Ranchers contend the state is too quick to rule out wolves in livestock deaths, increasing the likelihood of steep financial losses on the farm.

"We're not raising cattle for the government zoo," he said. "Most of the people I know in the county who are for the wolves have no skin in the game. But it's changing our life. It's more stress on our family."
Wolves roamed the West before they were hunted to extinction in the 19th and early 20th century in most of the lower 48 states. They were reintroduced into Idaho and Yellowstone National Park in the mid-1990s and thrived, with more than 1,600 of the predators roaming the Northern Rockies today.
Experts believe more than two dozen wolves now live in Washington and Oregon, all east of the Cascade Mountains.

Earlier this year, Congress stripped federal endangered-species protections from wolves in Montana, Idaho and the eastern one-third of Washington and Oregon. They remain listed in the western two-thirds of those states.
In addition, wolves are considered endangered under those two states' endangered species laws, affording them similar protections as the federal law.
Wildlife officials in Washington state are still working to develop a plan for managing wolves, a process that has raised the ire of hunting and ranching groups that argue the proposal would require too many wolves before they could be delisted.
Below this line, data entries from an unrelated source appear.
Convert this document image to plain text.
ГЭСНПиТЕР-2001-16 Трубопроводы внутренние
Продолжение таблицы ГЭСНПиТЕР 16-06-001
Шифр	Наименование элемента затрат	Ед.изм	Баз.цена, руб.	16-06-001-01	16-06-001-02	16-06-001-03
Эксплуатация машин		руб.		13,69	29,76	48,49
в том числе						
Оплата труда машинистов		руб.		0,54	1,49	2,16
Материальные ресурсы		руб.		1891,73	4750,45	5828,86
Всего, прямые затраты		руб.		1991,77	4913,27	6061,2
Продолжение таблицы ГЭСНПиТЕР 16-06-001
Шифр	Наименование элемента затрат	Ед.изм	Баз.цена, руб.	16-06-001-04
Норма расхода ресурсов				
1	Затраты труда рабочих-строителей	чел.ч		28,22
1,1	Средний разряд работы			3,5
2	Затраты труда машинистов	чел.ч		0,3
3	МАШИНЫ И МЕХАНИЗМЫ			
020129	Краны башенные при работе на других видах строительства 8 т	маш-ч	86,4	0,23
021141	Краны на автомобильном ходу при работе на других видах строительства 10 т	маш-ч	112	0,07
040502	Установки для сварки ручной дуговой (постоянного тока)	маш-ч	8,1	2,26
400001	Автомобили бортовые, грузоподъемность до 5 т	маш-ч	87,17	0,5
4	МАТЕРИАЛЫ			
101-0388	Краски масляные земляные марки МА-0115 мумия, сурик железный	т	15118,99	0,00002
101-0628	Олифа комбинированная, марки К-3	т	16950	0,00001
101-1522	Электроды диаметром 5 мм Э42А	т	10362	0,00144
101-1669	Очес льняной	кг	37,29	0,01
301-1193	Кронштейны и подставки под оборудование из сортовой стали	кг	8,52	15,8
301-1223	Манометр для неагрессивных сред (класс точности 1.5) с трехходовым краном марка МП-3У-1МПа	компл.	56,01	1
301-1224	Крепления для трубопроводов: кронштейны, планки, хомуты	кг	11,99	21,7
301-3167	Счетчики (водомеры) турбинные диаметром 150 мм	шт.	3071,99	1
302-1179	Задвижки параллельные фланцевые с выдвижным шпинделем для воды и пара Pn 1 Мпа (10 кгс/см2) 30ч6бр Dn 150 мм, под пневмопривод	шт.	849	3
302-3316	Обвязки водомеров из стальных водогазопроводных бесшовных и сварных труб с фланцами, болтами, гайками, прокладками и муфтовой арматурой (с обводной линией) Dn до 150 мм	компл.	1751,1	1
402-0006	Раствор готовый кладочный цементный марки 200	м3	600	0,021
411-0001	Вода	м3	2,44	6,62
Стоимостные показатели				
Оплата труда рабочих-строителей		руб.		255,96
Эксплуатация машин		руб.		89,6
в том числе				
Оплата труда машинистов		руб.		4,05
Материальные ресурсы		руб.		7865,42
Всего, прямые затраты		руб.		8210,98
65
Oregon has adopted a wolf management plan, and earlier this year the Legislature approved a bill to compensate ranchers for livestock losses.
Congress had already approved funding for states to create compensation plans. Under Oregon's bill, ranchers will be paid the market value of lost cattle on confirmed kills.

Northeast Oregon ranchers have reported more than 50 attacks in the past year and a half, but state wildlife officials listed only about half of those incidents as probable or confirmed wolf attacks, said Rod Childers, chairman of a wolf committee organized by the Oregon Cattlemen's Association.
Childers said ranchers speculate that state officials are hesitant to confirm a wolf kill because that means a wolf may have to be killed. The Oregon Department of Fish and Wildlife is charged with both confirming kills and restoring wolf populations, which is a conflict of interest, he said.
"There's going to be a bias and it shows up," he said. "They feel they're going to be challenged by enviros if they go to kill wolves, and they've set the bar so high that nothing is ever confirmed."

Investigators with the U.S. Department of Agriculture's Wildlife Services agency, conduct their own investigations of livestock losses but cede the ultimate decision about problem wolves in Oregon to the state. However, the federal agency's investigators have confirmed wolf kills that the state has refused to confirm.
State incident investigators look for evidence that livestock was killed by predators, rather than just scavenged by predators, said Michelle Dennehy, wildlife communications coordinator for the Oregon Department of Fish and Wildlife. With wolves, that includes bite marks and tissue damage.

"Our people who are investigating livestock losses have been doing this for years, they've just been doing it with cougars, bears and coyotes," she said. "They've had extensive training on recognizing damage caused by wolves and our methods have been reviewed by experts."
Dennehy conceded there has been disagreement on the conclusions but said state officials are doing everything they can to deal with problem wolves without killing a breeding pair.
"We go in looking for evidence, the truth of what happened," she said. "When we have wolves that continue to kill livestock, we will kill wolves. We just want to be sure."

Wildlife officials have killed four wolves that repeatedly preyed on livestock in Oregon.
A panel of wildlife professionals, which included experts from five Northwest states, recently reviewed Oregon's investigation process. The panel made recommendations for improving the process but felt the state was thorough and its findings were consistent with the evidence, Dennehy said. The panel's findings are expected to be released this week.

For 24 years, the conservation group Defenders of Wildlife compensated ranchers and farmers when wolves killed their livestock. The group ultimately paid out more than $1.4 million during that time but gradually ended its program as states stepped in to assume that role. Its program in Oregon officially ended Saturday.
Suzanne Stone, the group's Northern Rockies representative, said ranchers helped to craft Oregon's program and should be satisfied.
"This program has engaged the local people in helping to determine and set the criteria for receiving compensation," she said. "There's never been another state that's done more to try to protect the interests of ranchers."

Ranchers are being encouraged to try non-lethal techniques to discourage wolf encounters, such as putting up fencing, using guard dogs and hiring range riders to keep wolves at bay. Washington and Oregon make money available to aid those efforts.
Johnson, the Wallowa Mountains ranchers, said he's hired a man to live up in the hills, watching over cattle grazing on his property. He also regularly drives up there himself to try to scare off wolves.

"It's just so frustrating," he said. "This problem doesn't have one answer. It likely has a mosaic, but it has to include the right to protect our private property. In my mind, these wolves are trespassing."